He shook his white head slowly as if fixing something definite in his mind.

"To-morrow noon," he added imperiously. "To-morrow noon, he shall die!"

It was the selfsame hour Ferou himself had bargained with the Guardias Civiles for the killing of Quesada!

Don Jaime would say no more. He was as arrogantly enigmatic as the very God Himself!


CHAPTER XXXIV

Don Jaime worked that day. That night he slaved. About eventide Alfonso Robledo, the banderillero who so bravely had seconded Quesada that morning, suffered all at once a severe relapse. Perhaps it came from the overheating excitement of that crucial time upon the rock; perhaps the abrupt exposure in that intrepid try to avert Felicidad's cruel and barbarous fate, had brought it on; at any rate and all on a sudden, his weakened body began writhing in an agony of cramps.

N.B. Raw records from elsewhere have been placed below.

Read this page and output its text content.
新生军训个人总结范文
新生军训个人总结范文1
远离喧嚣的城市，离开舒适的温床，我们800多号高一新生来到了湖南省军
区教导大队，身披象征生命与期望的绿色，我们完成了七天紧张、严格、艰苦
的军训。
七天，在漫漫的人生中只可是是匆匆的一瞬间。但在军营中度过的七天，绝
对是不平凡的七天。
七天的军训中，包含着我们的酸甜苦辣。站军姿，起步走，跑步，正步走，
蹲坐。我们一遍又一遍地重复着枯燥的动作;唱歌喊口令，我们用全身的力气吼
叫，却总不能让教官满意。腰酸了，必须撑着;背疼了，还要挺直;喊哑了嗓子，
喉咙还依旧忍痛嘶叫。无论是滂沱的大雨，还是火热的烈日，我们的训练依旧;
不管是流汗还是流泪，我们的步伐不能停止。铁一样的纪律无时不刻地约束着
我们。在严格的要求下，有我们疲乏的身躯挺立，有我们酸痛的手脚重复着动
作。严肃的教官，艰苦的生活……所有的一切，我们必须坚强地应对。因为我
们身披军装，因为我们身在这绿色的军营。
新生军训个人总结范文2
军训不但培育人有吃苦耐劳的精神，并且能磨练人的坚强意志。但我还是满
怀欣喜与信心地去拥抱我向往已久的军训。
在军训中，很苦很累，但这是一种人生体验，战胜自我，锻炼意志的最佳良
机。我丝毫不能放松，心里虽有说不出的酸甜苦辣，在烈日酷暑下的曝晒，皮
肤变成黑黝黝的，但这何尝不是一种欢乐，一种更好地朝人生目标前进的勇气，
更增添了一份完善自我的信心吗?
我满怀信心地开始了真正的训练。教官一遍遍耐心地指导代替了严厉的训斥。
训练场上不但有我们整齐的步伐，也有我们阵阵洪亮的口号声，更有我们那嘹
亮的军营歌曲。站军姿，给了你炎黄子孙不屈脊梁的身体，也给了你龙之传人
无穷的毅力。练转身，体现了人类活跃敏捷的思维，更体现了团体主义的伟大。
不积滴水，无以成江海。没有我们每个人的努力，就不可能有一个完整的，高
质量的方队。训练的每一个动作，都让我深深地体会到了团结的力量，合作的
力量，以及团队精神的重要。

There was nothing else for it. The hidalgo doctor gave the bullfighter a hypodermic injection of morphia. The paroxysms lessened, altogether ceased. The eyelids of the banderillero rolled down heavily, and he slumped into a deep stertorous sleep.

That reawakened in Don Jaime the Fear. He made once more a round of the hospital. He went from choza to cabana outside, seeking new cases. Where a man could not sleep or a woman persisted in moaning, he administered narcotics.

When morning dawned through wisps of rain, the long night of taxing and intolerable work showed plainly in the doctor. His narrow face looked thin and long as a ferule; the cheek bones were high, the aquiline nose never more imperious. What with all the coffee he had drunk like a good Moor, to accelerate the action of his brain and steady the movement of his hand, his skin seemed tinged to a deeper swarth.